In related analyst activity, Bernstein increased its price target on Howmet to $241 while maintaining an Outperform rating, pointing to healthy expansion in the Engine Products segment. Stanley Black & Decker intends to apply the proceeds from the sale to reduce its debt load and work toward a leverage target of 2.5 times net debt to adjusted EBITDA.

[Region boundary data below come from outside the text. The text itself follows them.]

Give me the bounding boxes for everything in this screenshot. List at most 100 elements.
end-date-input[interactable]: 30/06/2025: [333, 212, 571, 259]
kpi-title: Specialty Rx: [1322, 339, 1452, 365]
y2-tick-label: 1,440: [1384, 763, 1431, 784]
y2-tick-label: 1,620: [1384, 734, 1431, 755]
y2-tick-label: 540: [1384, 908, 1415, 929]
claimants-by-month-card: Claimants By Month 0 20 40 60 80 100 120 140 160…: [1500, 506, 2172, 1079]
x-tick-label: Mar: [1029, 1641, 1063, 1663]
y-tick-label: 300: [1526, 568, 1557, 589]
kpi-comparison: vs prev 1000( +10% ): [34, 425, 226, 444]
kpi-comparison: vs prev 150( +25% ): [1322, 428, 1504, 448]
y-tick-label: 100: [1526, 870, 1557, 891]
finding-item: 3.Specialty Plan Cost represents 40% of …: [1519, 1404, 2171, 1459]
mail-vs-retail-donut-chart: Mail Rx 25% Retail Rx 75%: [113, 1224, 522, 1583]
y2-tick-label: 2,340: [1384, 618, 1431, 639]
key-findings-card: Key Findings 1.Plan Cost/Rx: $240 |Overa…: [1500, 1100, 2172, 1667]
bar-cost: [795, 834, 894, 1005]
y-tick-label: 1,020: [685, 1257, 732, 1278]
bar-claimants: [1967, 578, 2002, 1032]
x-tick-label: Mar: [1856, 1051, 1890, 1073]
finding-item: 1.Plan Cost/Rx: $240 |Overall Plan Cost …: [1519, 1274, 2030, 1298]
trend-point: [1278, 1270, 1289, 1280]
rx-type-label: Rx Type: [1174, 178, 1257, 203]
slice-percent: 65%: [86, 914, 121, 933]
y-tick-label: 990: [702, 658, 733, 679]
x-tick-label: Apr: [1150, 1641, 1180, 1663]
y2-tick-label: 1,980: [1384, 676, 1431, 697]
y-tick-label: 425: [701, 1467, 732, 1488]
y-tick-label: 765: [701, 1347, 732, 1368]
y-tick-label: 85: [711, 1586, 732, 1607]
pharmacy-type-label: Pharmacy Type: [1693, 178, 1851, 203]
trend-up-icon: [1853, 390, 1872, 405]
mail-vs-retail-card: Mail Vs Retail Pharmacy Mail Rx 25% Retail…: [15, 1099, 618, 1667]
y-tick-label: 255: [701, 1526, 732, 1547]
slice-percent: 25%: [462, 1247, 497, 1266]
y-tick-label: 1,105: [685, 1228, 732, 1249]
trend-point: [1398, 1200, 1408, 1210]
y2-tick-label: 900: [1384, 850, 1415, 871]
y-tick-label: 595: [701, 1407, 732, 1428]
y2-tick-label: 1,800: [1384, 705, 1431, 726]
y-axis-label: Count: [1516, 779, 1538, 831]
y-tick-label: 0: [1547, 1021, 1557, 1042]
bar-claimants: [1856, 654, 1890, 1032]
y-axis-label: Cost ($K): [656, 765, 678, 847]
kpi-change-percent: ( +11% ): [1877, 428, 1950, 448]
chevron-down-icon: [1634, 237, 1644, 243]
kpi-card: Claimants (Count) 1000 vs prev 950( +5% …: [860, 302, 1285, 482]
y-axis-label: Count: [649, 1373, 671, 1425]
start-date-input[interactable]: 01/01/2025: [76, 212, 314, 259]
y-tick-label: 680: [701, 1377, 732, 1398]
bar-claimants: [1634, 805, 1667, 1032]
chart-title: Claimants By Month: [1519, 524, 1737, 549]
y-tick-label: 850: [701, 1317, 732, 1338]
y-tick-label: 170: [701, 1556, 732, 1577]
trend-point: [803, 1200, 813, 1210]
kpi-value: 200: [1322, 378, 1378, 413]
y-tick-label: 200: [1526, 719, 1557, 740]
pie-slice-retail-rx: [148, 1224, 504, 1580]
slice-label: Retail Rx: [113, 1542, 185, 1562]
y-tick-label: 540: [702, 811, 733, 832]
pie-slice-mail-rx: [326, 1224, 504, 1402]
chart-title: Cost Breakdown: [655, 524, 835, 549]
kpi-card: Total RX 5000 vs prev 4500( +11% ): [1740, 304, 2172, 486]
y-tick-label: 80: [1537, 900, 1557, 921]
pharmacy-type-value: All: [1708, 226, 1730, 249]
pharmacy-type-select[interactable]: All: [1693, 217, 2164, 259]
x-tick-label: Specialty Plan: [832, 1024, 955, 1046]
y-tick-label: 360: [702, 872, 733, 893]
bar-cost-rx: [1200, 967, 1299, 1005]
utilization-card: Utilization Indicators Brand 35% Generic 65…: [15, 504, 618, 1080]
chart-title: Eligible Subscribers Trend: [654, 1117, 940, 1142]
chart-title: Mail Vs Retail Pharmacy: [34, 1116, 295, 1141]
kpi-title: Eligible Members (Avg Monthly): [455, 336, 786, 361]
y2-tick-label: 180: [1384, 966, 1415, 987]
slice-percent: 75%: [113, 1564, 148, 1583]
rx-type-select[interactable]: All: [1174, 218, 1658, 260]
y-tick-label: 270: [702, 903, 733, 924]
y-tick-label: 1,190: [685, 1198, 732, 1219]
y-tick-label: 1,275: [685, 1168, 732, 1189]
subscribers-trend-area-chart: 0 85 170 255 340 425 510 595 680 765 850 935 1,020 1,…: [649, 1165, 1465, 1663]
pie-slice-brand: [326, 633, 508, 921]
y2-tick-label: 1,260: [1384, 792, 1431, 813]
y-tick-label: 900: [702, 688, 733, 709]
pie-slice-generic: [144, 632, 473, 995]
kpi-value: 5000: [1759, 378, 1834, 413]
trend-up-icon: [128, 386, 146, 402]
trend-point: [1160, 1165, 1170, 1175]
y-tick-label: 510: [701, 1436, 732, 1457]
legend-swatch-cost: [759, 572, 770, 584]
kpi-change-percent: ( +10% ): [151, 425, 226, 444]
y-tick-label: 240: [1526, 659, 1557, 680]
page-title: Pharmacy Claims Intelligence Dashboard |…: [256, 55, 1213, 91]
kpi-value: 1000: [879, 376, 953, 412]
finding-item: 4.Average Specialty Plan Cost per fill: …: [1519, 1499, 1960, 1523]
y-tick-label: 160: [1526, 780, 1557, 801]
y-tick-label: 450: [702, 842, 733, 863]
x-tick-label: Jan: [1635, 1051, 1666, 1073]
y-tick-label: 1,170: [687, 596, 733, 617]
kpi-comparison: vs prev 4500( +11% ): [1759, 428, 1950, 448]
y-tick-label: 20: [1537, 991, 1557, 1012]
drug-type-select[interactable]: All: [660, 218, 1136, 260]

The UBS note underscores a contrast between improving operational performance and elevated market valuation. While revenue and margin trajectories are cited as supportive of further upside, valuation metrics currently place Howmet at a premium versus peers and consensus, according to the data points included in the research.


Summary

UBS raised Howmet Aerospace’s price target to $260 but kept a Neutral rating, citing record margins, durable revenue growth and expanding contributions from aerospace spares and gas turbine power. The company announced a modest quarterly dividend and a near-term acquisition that adds roughly half a billion dollars in expected annual revenue and double-digit adjusted EBITDA margins prior to synergies. Despite strong fundamentals, multiple valuation measures indicate Howmet trades at a premium to peers and InvestingPro’s fair-value metric flags overvaluation at current levels.

Key points

  • UBS lifted its price target to $260 from $228 and retained a Neutral rating; shares trade near a 52-week high after an 88% one-year return.
  • Howmet reported LTM EBITDA of $2.39 billion and a gross profit margin of 34.17%; revenue grew 11.06% and is expected to maintain momentum into fiscal 2026.
  • Company actions include a $0.12 quarterly dividend payable February 25, 2026, and an agreed acquisition of Consolidated Aerospace Manufacturing for about $1.8 billion, expected to close in H1 2026.

Risks and uncertainties

  • Valuation risk: Current multiples (P/E 68.55; EV/EBITDA 43.56) imply a substantial premium; InvestingPro’s Fair Value view regards the shares as overvalued.
  • Execution and complexity: UBS notes rising headcount and greater execution complexity that could pressure margins or integration efforts, relevant to the aerospace manufacturing sector.
  • Deal close and regulatory risk: The Consolidated Aerospace Manufacturing acquisition is subject to regulatory approvals and is expected to close in the first half of 2026, creating timing and execution uncertainty for the industrials and aerospace supply chain sectors.

Conclusion

UBS’s updated view balances stronger-than-expected operational performance and a solid financial position against rich valuation metrics. The planned acquisition and ongoing revenue strength are likely to influence Howmet’s trajectory into fiscal 2026, but investors and market participants will weigh these developments against premium multiples and integration risk.

Risks

  • Valuation risk: High multiples (P/E 68.55; EV/EBITDA 43.56) and InvestingPro’s Fair Value assessment indicate the stock may be overvalued.
  • Execution complexity: Rising headcount and greater operational complexity could pressure margins or complicate integration efforts, affecting aerospace and industrial manufacturing sectors.
  • Transaction and regulatory risk: The acquisition is subject to regulatory approvals and expected to close in H1 2026, creating uncertainty around timing and realization of projected financial benefits.